Et la chanson dans tout cela ? À l’écouter égrener ses souvenirs, on comprend que sa passion a toujours été là. Mais qu’il fallait surtout gagner sa vie. «J’ai commencé comme batteur», affirme Roopnarain Boodhun. Flashback. En 1963, lui et son cousin Sona Jhundoo, tous deux de Quatre-Bornes, montent le Raj Kissan Band. Ils se produisent surtout lors des veillées de mariages. «En 1965, quand la télé a été lancée à Maurice, on est passé dans un programme.» Sauf qu’à l’époque, seule une poignée de Mauriciens pouvaient se permettre d’avoir un téléviseur. Roopnarain Boodhun n’en faisait pas partie. Les autres devaient se tourner vers les centres sociaux ou Village Halls de leur localité. Ou bien ils se contentaient d’écouter la radio ou le transistor, alors présents dans presque tous les foyers. Sa petite carrière de musicien amateur prend un autre tournant quand Roopnarain Boodhun atteint l’âge de 50 ans. C’est l’année où il est transféré de la Tea Development Authority à celui de l’entretien des écoles primaires. Il confie : «mo pa ti al lekol». Ou plus exactement, il a fréquenté une école primaire jusqu’en Standard III. Mais pour lui, c’était comme ne pas avoir connu l’école puisque le résultat était le même : il ne savait ni lire ni écrire.
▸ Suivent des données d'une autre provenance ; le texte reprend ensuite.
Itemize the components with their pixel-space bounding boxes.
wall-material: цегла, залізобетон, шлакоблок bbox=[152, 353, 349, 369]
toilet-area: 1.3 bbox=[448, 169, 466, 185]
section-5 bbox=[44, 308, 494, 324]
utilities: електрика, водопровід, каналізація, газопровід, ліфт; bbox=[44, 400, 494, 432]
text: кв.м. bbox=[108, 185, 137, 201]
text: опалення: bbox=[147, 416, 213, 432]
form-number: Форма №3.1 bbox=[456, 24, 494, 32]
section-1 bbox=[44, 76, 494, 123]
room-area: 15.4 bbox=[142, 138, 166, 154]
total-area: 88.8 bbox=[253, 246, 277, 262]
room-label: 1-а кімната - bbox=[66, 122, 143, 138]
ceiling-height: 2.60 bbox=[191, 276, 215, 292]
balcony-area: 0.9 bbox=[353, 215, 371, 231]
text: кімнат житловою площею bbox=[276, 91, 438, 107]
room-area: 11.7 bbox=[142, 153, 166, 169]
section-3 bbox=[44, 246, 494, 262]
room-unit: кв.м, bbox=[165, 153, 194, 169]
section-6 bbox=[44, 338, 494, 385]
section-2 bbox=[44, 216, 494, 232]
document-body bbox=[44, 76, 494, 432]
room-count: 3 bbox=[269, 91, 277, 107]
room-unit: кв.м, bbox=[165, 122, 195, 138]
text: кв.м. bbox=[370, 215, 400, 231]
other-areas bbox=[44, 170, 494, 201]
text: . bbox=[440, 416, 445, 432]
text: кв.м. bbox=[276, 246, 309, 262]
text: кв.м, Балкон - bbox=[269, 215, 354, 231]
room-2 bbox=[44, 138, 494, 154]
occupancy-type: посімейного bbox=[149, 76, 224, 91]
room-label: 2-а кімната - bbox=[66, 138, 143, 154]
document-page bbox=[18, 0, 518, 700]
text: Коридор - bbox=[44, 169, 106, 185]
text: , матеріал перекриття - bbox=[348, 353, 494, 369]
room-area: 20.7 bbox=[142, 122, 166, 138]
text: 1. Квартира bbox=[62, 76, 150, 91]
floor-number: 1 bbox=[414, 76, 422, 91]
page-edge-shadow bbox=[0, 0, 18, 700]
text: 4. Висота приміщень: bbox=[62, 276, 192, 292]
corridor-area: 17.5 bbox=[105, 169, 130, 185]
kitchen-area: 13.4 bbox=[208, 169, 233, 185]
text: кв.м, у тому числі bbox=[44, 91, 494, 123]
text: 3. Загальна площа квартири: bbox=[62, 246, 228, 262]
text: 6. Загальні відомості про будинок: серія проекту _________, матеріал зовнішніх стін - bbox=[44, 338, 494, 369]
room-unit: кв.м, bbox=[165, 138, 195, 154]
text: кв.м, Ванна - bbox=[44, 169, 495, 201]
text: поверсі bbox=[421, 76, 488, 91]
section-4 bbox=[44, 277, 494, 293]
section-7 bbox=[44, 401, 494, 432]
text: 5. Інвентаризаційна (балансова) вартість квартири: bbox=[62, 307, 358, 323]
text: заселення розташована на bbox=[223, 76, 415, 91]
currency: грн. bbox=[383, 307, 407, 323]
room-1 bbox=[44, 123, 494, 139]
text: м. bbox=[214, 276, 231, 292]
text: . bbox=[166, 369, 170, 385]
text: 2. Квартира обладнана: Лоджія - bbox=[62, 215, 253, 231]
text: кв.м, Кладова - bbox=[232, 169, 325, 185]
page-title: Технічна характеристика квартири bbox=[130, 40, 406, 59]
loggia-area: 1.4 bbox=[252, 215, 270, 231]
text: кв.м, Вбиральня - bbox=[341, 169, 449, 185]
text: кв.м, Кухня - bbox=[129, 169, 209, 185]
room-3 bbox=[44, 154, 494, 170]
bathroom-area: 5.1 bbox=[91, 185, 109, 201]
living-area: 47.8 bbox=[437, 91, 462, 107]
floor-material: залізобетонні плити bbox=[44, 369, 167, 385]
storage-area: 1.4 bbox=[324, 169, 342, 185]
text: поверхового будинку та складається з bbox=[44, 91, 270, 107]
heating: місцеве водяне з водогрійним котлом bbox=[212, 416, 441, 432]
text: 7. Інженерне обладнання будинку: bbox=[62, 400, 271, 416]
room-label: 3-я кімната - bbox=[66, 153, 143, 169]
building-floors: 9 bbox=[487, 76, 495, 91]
À son poste, le nouveau caretaker ne se contente pas seulement de passer le balai. Il tend l’oreille à l’heure des classes. «Lerla monn aprann enn tigit hindi.» Il note soigneusement «enn de ti parol» dans un cahier d’écolier, pour les mémoriser. Avant de se lancer dans la composition de chansons, pile à 50 ans. En 2006, avec courage, il autoproduit un premier album. Le deuxième, Aaja Kareena, sort en 2009. Il revient en 2014 avec les dix titres d’India Se & Mabap (l’album à la couverture rose pleine de coeurs qu’il est toujours en train de vendre au comptegouttes. Un disque où les arrangements sont signés Henriot Figaro). Ce qui ne l’a pas empêché de sortir un nouvel album en 2018, intitulé Mera Dil Machal Gaya.

Pourquoi fait-il de la vente directe ? «Dans les magasins, on vous dit que les albums ne se vendent pas. Certains font même des copies piratées pour les vendre», allègue-t-il. Alors, comme il a «investi», le chanteur préfère rentabiliser à la force de ses bras. «En plus, les gens peuvent voir l’artiste en vrai.»

Sauf que du porte-à-porte, Roopnarain Boodhun n’a pas toujours le temps d’en faire. Ce mois-ci, le retraité s’est trouvé un job : «dress loto, donn ticket» sur un parking non loin d’un centre commercial à Quatre-Bornes.